Max Bell taught Kate Upton the Cat Daddy. A man and his cat should not be underestimated. The cat keeps man home, keeps man working to keep it alive and well fed. For the unfamiliar, the working man...
By    January 5, 2015

Max Bell taught Kate Upton the Cat Daddy.

A man and his cat should not be underestimated. The cat keeps man home, keeps man working to keep it alive and well fed. For the unfamiliar, the working man pictured above is Aesop Rock. He is forever buying cat food and thus forever on a roll.  2012’s Skelethon may have been his magnum opus; the new Hail Mary Mallon record is hilarious, knocks with the force of Bay area winds, and requires numerous listens to absorb all metaphors, similes, and rappity raps. Now he’s dropped the two-track Cat Food EP.

Originally released in December on a limited 7-inch only made available to devotees who purchased Rock’s Kid Robot collaborative vinyl toy “Whiskers”, Cat Food is another win to keep Rock balling at Petco.

“Cat Food” is produced by Blockhead, who undoubtedly remains Rock’s best collaborator. Featuring cavernous drums, spectral keys, and what I believe are bagpipes, the suite approximates aggressive and contented isolation. The Rock produced “Bug Zapper” is boom-bap turned laser led intergalactic assault, seamlessly tempered by haunting piano keys and grinding guitar.

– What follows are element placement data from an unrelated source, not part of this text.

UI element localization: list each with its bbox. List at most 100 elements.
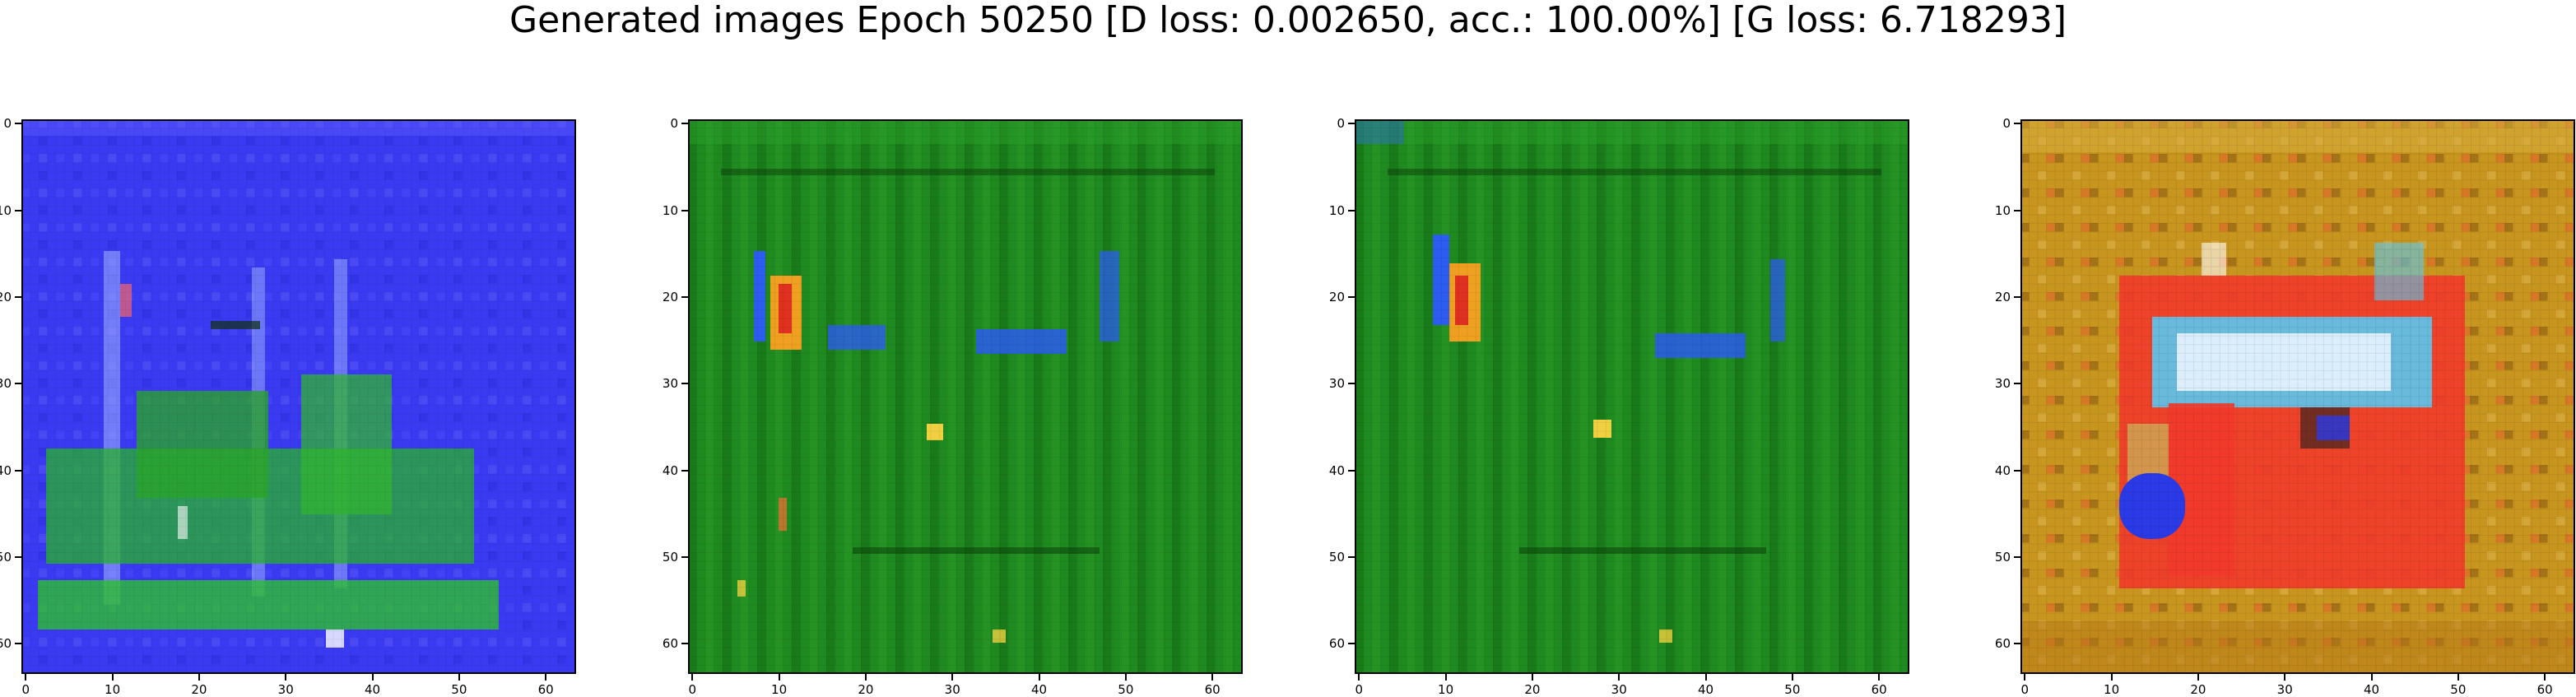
x-tick-mark (1358, 674, 1360, 681)
pixel-grid-overlay (2020, 119, 2575, 674)
y-tick-label: 20 (0, 289, 12, 304)
y-tick-label: 0 (2002, 116, 2011, 132)
x-tick-mark (2457, 674, 2459, 681)
x-tick-mark (1444, 674, 1447, 681)
x-tick-mark (1704, 674, 1707, 681)
y-tick-label: 40 (1328, 462, 1345, 478)
y-tick-label: 10 (1328, 202, 1345, 218)
y-tick-mark (1348, 555, 1355, 558)
pixel-grid-overlay (1355, 119, 1909, 674)
y-tick-label: 0 (670, 116, 678, 132)
pixel-grid-overlay (21, 119, 576, 674)
x-tick-label: 40 (2363, 682, 2380, 697)
x-tick-mark (778, 674, 780, 681)
y-tick-mark (1348, 469, 1355, 472)
y-tick-label: 30 (662, 376, 678, 392)
x-tick-label: 0 (2020, 682, 2030, 697)
y-tick-label: 60 (662, 636, 678, 652)
y-tick-label: 10 (0, 202, 12, 218)
x-tick-mark (545, 674, 547, 681)
x-tick-label: 0 (21, 682, 30, 697)
x-tick-label: 30 (277, 682, 294, 697)
y-tick-label: 20 (1994, 289, 2011, 304)
y-tick-mark (2014, 643, 2020, 645)
y-tick-mark (15, 295, 21, 298)
image-plot-area (21, 119, 576, 674)
x-tick-label: 20 (2190, 682, 2206, 697)
image-plot-area (688, 119, 1243, 674)
x-tick-label: 60 (537, 682, 554, 697)
x-tick-mark (1618, 674, 1620, 681)
x-tick-label: 20 (858, 682, 874, 697)
x-tick-label: 20 (191, 682, 207, 697)
y-tick-mark (681, 469, 688, 472)
x-tick-mark (2197, 674, 2199, 681)
x-tick-label: 50 (1118, 682, 1134, 697)
y-tick-mark (1348, 643, 1355, 645)
x-tick-label: 0 (1355, 682, 1364, 697)
x-tick-label: 40 (1697, 682, 1714, 697)
y-tick-label: 50 (1994, 549, 2011, 565)
y-tick-label: 0 (1337, 116, 1345, 132)
x-tick-label: 40 (364, 682, 381, 697)
y-tick-label: 0 (3, 116, 12, 132)
y-tick-label: 50 (662, 549, 678, 565)
y-tick-mark (2014, 383, 2020, 385)
y-tick-label: 60 (1994, 636, 2011, 652)
y-tick-mark (1348, 123, 1355, 125)
y-tick-mark (681, 643, 688, 645)
x-tick-label: 10 (771, 682, 788, 697)
x-tick-mark (1211, 674, 1214, 681)
y-tick-mark (2014, 295, 2020, 298)
y-tick-mark (681, 295, 688, 298)
x-tick-label: 50 (2450, 682, 2467, 697)
x-tick-label: 20 (1524, 682, 1541, 697)
y-tick-mark (681, 555, 688, 558)
pixel-grid-overlay (688, 119, 1243, 674)
x-tick-label: 50 (451, 682, 467, 697)
y-tick-mark (2014, 555, 2020, 558)
x-tick-mark (864, 674, 867, 681)
x-tick-mark (951, 674, 954, 681)
x-tick-label: 0 (688, 682, 697, 697)
y-tick-mark (681, 383, 688, 385)
x-tick-label: 30 (1611, 682, 1627, 697)
y-tick-label: 30 (0, 376, 12, 392)
image-plot-area (2020, 119, 2575, 674)
y-tick-mark (15, 209, 21, 211)
figure-title: Generated images Epoch 50250 [D loss: 0.… (509, 0, 2067, 41)
x-tick-mark (1791, 674, 1793, 681)
x-tick-mark (2110, 674, 2113, 681)
y-tick-label: 40 (1994, 462, 2011, 478)
y-tick-mark (15, 383, 21, 385)
x-tick-label: 10 (2104, 682, 2120, 697)
x-tick-mark (371, 674, 374, 681)
y-tick-label: 40 (662, 462, 678, 478)
y-tick-label: 20 (1328, 289, 1345, 304)
x-tick-mark (2024, 674, 2026, 681)
y-tick-mark (2014, 123, 2020, 125)
y-tick-mark (1348, 383, 1355, 385)
x-tick-label: 30 (2276, 682, 2293, 697)
x-tick-label: 60 (1204, 682, 1221, 697)
x-tick-mark (2370, 674, 2373, 681)
x-tick-mark (198, 674, 200, 681)
x-tick-label: 60 (2536, 682, 2553, 697)
y-tick-mark (2014, 209, 2020, 211)
y-tick-mark (15, 469, 21, 472)
x-tick-mark (2544, 674, 2546, 681)
y-tick-mark (15, 555, 21, 558)
y-tick-mark (1348, 209, 1355, 211)
x-tick-mark (691, 674, 694, 681)
x-tick-label: 10 (105, 682, 121, 697)
y-tick-label: 10 (662, 202, 678, 218)
x-tick-mark (111, 674, 114, 681)
y-tick-mark (681, 123, 688, 125)
x-tick-label: 10 (1438, 682, 1454, 697)
y-tick-label: 60 (0, 636, 12, 652)
y-tick-label: 30 (1328, 376, 1345, 392)
x-tick-mark (1531, 674, 1533, 681)
y-tick-label: 20 (662, 289, 678, 304)
y-tick-mark (15, 123, 21, 125)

Over both beats Rock details the life spent behind a keyboard, the feeling of bloodshot irises burning behind an LED screen long past midnight. After the more straight-forward raps on Hail Mary Mallon’s Bestiary, this marks a return to cryptic and coded form. Close listening reveals that Rock remains the king of self-deprecating yet unapologetic shut-ins. Good thing he has a cat.